Dopo una serie di esperienze amministrative – consigliere e capogruppo PD in Consiglio comunale – Bracciali si era imposto nelle Primarie PD come candidato alla carica di sindaco di Arezzo per le Amministrative 2015.

Tuttavia, l’esito del voto non è stato positivo per Bracciali e per il PD. Dopo i due mandati amministrativi di Giuseppe Fanfani, la città di Arezzo è tornata al centrodestra con la vittoria di Alessandro Ghinelli.

Che cosa ha significato per Matteo Bracciali perdere le Amministrative 2015?

Sul piano personale è stata l’occasione per un bagno d’umiltà: la più grande delusione è di non aver capito la città di Arezzo – i sentimenti delle persone. Sul piano politico è scaturita un’attenta analisi di come ci si approccia alla politica: si è innescato un meccanismo doloroso ma decisivo per capire come sono andate le cose.

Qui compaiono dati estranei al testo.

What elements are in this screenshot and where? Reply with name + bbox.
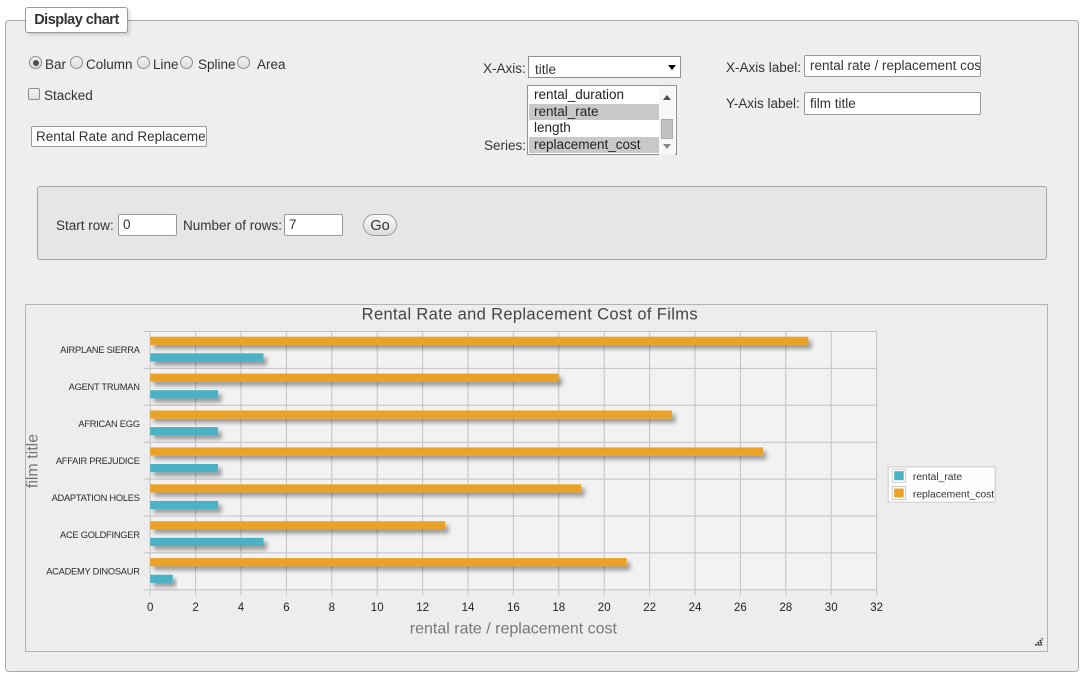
svg-text:14: 14 xyxy=(462,602,475,614)
svg-text:AIRPLANE SIERRA: AIRPLANE SIERRA xyxy=(60,345,140,355)
svg-text:16: 16 xyxy=(507,602,520,614)
svg-text:AFFAIR PREJUDICE: AFFAIR PREJUDICE xyxy=(56,456,140,466)
svg-text:24: 24 xyxy=(689,602,702,614)
svg-text:28: 28 xyxy=(779,602,792,614)
svg-text:Rental Rate and Replacement Co: Rental Rate and Replacement Cost of Film… xyxy=(362,306,698,324)
svg-text:10: 10 xyxy=(371,602,384,614)
svg-text:4: 4 xyxy=(238,602,245,614)
svg-text:rental rate / replacement cost: rental rate / replacement cost xyxy=(410,621,618,638)
svg-text:AGENT TRUMAN: AGENT TRUMAN xyxy=(69,382,140,392)
svg-text:6: 6 xyxy=(283,602,289,614)
svg-text:20: 20 xyxy=(598,602,611,614)
svg-text:ADAPTATION HOLES: ADAPTATION HOLES xyxy=(52,493,140,503)
svg-text:0: 0 xyxy=(147,602,153,614)
svg-text:12: 12 xyxy=(416,602,429,614)
svg-text:film title: film title xyxy=(25,434,42,488)
svg-text:rental_rate: rental_rate xyxy=(913,472,963,483)
svg-text:AFRICAN EGG: AFRICAN EGG xyxy=(78,419,139,429)
svg-text:2: 2 xyxy=(192,602,198,614)
svg-text:26: 26 xyxy=(734,602,747,614)
svg-text:32: 32 xyxy=(870,602,883,614)
svg-text:ACADEMY DINOSAUR: ACADEMY DINOSAUR xyxy=(46,567,140,577)
svg-text:30: 30 xyxy=(825,602,838,614)
svg-text:18: 18 xyxy=(552,602,565,614)
svg-text:ACE GOLDFINGER: ACE GOLDFINGER xyxy=(60,530,140,540)
svg-text:replacement_cost: replacement_cost xyxy=(913,490,994,501)
svg-text:8: 8 xyxy=(329,602,335,614)
svg-text:22: 22 xyxy=(643,602,656,614)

A quali conclusioni sei arrivato?

Tenere insieme gli strumenti a disposizione, gli obiettivi amministrativi e l’idealità progettuale poteva risultare fondamentale per vincere le Amministrative. Purtroppo però non ci sono riuscito. Nel dibattito con Ghinelli, quando si parlava del tema sicurezza in Piazza Guido Monaco, ho parlato con realismo di una maggiore presenza delle forze de l’ordine e del giusto utilizzo dell’illuminazione. Rispetto alla mia politica ragionata, Alessandro Ghinelli ha avuto buon gioco: oggi vince chi ha un messaggio di rottura radicale, l’idealismo più trito – come Donald Trump in USA – ma in quel modo fai tanti proclami senza risolvere niente. Quel genere di politica è pericolosa.

Vedi altre responsabilità dietro alla mancata elezione a sindaco?

Le politiche regionali di sinistra di Enrico Rossi hanno indubbiamente aiutato il mio avversario, si pensi alle aree vaste oppure alla questione sanità, dove Ghinelli è diventato il ‘paladino del cittadino’. Siamo noi che gli abbiamo regalato un ruolo e siamo sempre noi ad avergli creato un collegamento con la sinistra elettorale. Una condizione che ha messo tutti contro il PD, consentendo ad Alessandro Ghinelli di unire tutta la destra – la sua vera forza per vincere.

La scontro politico-amministrativo si è giocato tra rottura e continuità?

Oggi posso dire che per fare il sindaco devi mediare fin da subito, cercare una ricucitura con chi c’era prima. Probabilmente quei 600 voti che sono mancati alla mia elezione rappresentano idealmente questa mancata ricucitura, che è stata una mia responsabilità non tanto perché ero il candidato sbagliato o non avevo le capacità, ma perché la costruzione politica di andare verso la rottura è stata preponderante. Pensiamo al tema dei servizi pubblici: ricordate le polemiche innescate dalla mia volontà di puntare al merito anziché alla consolidata politica relazionale della città? Volevo creare discontinuità per evitare quello che sta succedendo alla Giunta Ghinelli, che dal mio punto di vista è il terzo mandato Fanfani: la gestione della politica, dell’organizzazione del consenso e della costruzione delle decisioni sono tutti elementi rimasti invariati rispetto al passato centrosinistra.

Quali sono le ragioni che hanno portato alla scissione nel PD?

Noi del PD abbiamo una cultura solidaristica, progressista, in cui il rapporto con il cittadino è fatto per la costruzione delle politiche pubbliche legate ai principi dell’uguaglianza e delle politiche sociali. A me non sembra che le politiche di Renzi siano contrarie a tutto questo, anzi, seguono le politiche socialdemocratiche europee e mondiali. Io sto con Matteo Renzi nel credere che il rapporto con l’economia sia fondamentale. Le liberalizzazioni volute da Pierluigi Bersani sono in linea con il PD di Matteo Renzi: non c’è nessuna differenza, il blocco culturale è quello. Se poi Enrico Rossi, Roberto Speranza e lo stesso Bersani vogliono uscire dal libero mercato è una loro scelta, ma lo devono dire.